In Washington, Gardner is considered a comer. Until February, everyone assumed he was grooming himself for a run at House leadership, which would have made a lot of sense. He’s young (40), ambitious, and equipped with a blinding optimism that contrasts favorably with the dour, prickly Republican leaders of today. No matter the audience or occasion, Gardner’s public bearing is that of a man who’s just found out he’s won the lottery. “We have to be optimistic,” he says. “The ­Republican Party has to be the party of optimism and giving our children a better starting point. We have to make sure we’re broader, more inclusive, and reaching out to every community.”

Gardner says he decided to give up his House seat and run for the Senate because he was tired of Democrats blocking GOP bills. “Look at the number of bills we’ve passed in the House,” he says. “I didn’t go there to send out press releases. We’ve passed over 300 bills, many of them with bipartisan support, but none are moving in the Senate because Harry Reid won’t bring them up. And Harry Reid is there because of people like Mark Udall.”

Another likely factor in Gardner’s ­decision was the tail wind Colorado ­Republicans were expecting from oil and gas companies, thanks to a series of ballot initiatives, backed by Representative Jared Polis of Boulder, a liberal Democrat, that would ban or limit several forms of hydraulic fracturing. This threat to a $29 billion state ­industry was expected to elicit many millions of dollars in ads from oil companies frantic to preserve their drilling rights.

Because Gardner was gunning for House leadership, he’s voted as a hard-right conservative. Last year, ­National Journal ranked him as the 10th-most-­conservative member of the House, putting him to the right of such Tea Party stalwarts as Steve King and Michele Bachmann.

Still, the sudden shift from wooing conservatives to appealing to moderates and independents has been tricky. Nothing ­illustrates this better than Gardner’s struggle to switch positions on ­personhood. In 2008 and 2010, he supported Colorado’s personhood amendments (both were ­defeated). He currently co-sponsors a federal personhood bill, the Life at Conception Act, that would give legal protection to the “preborn” from “the moment of fertilization.”

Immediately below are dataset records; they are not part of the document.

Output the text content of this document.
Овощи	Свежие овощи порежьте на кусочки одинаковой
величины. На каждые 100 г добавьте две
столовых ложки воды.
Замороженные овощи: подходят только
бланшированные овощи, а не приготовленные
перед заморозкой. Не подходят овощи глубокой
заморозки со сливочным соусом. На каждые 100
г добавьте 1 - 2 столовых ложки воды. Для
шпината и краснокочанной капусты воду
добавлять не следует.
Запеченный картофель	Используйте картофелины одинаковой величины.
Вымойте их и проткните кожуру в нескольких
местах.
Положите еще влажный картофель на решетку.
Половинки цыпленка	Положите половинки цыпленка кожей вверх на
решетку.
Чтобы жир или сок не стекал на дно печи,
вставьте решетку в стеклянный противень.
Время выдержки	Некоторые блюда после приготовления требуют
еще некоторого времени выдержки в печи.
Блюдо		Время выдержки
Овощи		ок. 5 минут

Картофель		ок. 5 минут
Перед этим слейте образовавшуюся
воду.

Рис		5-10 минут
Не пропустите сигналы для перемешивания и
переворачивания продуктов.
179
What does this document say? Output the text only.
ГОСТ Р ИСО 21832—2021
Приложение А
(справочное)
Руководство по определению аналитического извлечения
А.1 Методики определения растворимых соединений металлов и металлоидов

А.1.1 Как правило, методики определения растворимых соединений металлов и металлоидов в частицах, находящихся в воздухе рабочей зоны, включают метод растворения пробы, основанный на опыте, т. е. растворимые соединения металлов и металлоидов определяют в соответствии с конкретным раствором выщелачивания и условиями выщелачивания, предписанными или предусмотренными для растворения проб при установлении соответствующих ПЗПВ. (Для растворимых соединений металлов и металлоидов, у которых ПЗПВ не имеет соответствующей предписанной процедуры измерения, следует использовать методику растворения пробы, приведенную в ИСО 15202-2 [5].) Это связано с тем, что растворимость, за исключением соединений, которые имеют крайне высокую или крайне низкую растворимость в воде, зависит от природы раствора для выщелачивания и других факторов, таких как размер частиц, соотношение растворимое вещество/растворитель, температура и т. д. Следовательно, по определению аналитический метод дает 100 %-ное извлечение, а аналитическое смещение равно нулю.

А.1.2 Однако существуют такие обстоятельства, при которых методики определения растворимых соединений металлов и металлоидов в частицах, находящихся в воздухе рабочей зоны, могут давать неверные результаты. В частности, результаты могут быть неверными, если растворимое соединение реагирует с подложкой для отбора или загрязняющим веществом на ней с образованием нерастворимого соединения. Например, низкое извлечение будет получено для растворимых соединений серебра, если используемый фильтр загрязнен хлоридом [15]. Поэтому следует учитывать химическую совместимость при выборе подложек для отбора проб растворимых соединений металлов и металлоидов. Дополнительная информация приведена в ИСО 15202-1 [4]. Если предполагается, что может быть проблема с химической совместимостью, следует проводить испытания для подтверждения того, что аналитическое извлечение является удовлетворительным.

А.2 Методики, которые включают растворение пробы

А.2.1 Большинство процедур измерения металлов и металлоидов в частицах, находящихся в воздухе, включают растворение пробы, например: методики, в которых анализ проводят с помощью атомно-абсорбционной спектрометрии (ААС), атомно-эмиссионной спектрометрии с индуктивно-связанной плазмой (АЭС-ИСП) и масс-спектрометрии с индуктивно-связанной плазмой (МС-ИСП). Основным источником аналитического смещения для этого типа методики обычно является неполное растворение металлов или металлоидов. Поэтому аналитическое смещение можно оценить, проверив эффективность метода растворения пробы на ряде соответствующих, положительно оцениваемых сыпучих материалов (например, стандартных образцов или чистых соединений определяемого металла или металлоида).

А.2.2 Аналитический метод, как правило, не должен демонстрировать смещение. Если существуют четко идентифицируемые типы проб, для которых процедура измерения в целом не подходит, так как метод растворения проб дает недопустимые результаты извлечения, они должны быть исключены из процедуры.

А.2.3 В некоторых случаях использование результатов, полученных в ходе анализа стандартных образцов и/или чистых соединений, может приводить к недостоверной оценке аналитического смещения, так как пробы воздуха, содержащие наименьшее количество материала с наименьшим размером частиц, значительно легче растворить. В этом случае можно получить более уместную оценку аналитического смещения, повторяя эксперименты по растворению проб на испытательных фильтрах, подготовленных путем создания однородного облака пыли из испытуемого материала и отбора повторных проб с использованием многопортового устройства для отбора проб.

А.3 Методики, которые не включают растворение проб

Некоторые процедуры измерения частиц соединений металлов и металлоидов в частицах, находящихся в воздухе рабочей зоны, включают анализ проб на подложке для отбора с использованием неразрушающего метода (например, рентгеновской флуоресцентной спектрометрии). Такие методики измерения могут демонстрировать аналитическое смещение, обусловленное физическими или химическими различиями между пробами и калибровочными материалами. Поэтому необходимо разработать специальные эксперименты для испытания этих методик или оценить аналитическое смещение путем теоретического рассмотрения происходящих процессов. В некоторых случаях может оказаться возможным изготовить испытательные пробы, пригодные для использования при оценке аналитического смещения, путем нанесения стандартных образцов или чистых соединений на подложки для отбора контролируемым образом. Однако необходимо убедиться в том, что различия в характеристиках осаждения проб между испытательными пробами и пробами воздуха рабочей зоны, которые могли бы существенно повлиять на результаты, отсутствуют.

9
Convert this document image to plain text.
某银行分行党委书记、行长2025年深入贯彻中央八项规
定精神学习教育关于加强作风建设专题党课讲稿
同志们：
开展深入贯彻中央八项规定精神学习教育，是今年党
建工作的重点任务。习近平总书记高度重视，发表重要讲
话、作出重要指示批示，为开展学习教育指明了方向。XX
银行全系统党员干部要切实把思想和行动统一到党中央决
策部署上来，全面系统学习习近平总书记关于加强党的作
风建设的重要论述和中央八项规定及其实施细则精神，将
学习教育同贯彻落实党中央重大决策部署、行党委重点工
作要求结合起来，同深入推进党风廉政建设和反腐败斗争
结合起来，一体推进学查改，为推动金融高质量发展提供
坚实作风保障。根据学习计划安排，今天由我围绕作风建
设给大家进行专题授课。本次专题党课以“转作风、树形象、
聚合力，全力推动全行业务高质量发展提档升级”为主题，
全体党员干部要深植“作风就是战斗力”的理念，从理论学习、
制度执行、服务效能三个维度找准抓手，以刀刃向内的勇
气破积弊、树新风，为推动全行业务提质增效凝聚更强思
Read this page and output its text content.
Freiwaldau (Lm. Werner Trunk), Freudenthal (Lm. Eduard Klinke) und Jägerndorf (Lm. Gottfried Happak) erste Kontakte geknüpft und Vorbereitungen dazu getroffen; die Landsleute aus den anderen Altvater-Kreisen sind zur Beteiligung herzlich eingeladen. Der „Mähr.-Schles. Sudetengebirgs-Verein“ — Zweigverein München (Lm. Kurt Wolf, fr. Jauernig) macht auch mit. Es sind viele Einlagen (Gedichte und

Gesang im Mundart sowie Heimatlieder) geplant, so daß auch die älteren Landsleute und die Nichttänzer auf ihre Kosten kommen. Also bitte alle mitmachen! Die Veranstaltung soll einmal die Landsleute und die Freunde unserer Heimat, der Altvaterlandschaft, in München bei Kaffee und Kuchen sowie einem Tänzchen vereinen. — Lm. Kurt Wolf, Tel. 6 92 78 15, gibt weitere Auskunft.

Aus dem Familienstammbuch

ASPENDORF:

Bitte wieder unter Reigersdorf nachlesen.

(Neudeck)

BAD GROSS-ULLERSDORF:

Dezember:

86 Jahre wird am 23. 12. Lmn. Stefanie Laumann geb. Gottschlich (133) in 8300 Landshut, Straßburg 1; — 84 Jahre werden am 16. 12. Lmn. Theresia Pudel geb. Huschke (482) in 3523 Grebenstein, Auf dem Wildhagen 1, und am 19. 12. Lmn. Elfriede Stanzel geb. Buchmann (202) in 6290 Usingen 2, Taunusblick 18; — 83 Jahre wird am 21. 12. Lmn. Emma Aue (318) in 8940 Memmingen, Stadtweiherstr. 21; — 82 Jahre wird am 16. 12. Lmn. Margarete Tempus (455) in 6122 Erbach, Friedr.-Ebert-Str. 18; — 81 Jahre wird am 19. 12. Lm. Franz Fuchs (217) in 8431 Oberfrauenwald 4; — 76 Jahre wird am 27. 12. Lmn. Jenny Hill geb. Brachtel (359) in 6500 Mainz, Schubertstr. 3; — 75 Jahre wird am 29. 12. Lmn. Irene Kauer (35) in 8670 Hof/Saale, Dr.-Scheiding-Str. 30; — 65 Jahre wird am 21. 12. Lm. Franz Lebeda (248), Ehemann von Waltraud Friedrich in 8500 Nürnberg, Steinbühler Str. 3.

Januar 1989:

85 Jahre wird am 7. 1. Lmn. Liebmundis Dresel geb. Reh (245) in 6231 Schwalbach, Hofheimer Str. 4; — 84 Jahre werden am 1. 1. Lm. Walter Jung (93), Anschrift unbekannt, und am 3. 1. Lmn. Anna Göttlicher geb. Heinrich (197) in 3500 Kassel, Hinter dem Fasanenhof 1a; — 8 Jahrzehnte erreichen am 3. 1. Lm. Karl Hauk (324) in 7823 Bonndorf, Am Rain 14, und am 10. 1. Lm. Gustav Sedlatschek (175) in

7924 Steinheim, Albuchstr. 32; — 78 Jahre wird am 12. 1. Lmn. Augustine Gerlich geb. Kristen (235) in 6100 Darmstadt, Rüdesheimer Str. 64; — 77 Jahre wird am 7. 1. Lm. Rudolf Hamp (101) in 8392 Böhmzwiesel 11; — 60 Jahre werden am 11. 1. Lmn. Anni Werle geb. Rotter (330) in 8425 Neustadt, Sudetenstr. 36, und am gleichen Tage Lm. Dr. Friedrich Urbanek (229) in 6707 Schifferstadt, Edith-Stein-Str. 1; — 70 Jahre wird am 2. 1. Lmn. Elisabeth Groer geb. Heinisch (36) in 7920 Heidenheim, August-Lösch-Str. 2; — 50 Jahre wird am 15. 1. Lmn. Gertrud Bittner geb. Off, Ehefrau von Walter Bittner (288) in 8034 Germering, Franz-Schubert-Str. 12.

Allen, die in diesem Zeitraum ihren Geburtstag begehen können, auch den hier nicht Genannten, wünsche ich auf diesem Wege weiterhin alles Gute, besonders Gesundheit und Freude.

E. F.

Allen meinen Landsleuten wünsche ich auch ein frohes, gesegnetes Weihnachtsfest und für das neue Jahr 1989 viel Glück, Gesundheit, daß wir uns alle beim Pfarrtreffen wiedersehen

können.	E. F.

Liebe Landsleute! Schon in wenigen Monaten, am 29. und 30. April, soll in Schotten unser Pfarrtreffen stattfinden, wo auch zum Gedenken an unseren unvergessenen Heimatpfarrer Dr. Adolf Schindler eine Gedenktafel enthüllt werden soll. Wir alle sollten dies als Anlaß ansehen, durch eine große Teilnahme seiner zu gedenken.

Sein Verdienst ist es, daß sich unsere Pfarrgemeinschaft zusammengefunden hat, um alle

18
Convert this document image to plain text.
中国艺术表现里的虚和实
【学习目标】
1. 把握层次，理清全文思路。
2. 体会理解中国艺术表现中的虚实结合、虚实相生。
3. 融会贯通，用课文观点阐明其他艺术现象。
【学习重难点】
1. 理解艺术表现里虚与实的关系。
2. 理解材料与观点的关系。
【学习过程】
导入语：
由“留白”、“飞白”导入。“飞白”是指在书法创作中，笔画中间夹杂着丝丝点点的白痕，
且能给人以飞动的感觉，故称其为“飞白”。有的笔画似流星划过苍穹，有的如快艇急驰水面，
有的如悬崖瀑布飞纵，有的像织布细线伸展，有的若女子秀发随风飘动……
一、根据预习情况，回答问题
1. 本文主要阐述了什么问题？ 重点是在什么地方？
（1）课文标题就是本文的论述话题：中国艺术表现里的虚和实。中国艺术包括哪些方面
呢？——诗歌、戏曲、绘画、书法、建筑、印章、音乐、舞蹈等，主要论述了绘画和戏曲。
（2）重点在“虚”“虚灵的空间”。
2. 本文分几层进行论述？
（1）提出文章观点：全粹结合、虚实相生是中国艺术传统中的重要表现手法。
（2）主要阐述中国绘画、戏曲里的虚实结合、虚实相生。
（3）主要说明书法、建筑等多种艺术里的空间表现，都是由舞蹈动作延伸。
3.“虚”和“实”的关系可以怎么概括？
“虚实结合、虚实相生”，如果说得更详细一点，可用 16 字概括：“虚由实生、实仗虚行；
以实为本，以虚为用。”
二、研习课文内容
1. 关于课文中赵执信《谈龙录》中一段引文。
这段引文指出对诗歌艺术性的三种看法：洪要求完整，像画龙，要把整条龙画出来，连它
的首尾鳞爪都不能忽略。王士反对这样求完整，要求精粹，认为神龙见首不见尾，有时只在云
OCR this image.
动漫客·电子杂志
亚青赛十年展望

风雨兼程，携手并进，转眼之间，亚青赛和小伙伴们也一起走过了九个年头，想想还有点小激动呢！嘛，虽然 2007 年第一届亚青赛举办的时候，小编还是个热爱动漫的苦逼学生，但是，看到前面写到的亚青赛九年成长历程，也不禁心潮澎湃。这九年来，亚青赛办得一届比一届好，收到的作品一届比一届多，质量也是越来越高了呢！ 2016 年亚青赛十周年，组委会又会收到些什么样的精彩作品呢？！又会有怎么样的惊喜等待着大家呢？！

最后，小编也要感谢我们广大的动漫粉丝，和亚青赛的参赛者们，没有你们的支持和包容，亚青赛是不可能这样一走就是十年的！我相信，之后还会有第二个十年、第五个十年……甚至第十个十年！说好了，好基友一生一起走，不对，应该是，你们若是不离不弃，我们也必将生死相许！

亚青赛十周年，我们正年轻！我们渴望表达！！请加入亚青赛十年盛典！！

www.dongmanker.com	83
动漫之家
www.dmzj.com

One reason opponents object to such laws is that they appear to outlaw hormonal forms of birth control, such as the pill, that prevent fertilized eggs from ­implanting in the uterine wall. In March, after joining the Senate race, Gardner ­declared that he would not support Colorado’s latest personhood initiative, basing his decision on the rather incredible claim that he had only recently grasped its full effect. “As I’ve learned more about it,” he told the Associated Press, “I’ve come to the conclusion it can ban common forms of contraception.” Yet he’s still a co-sponsor of the federal bill.

If he can hold on to win a state Obama carried twice, it’s a good bet Gardner will not only break the Democrats’ grip on the Senate but also give his own beleaguered party a road map for the years ahead. “If you look at what’s happened in Colorado,” he says, “there was a period where Republicans may have overreached. Now we see where the Democrats have overreached. And when that happens, the people of Colorado react.” If they do decide Democrats have gone too far too fast, it will be an ominous sign for Hillary Clinton, or whoever is the 2016 nominee, since most Democrats support gay marriage, gun control, liberalization of marijuana laws, and the Affordable Care Act.

[Udall] can still eke out a victory. Colorado Democrats were among the first to build a sophisticated turnout operation (it’s credited with ­securing Senator Bennet’s win in 2010). A recent New York Times study found the state’s Democrats outspending Republicans in voter turnout by 8 to 1.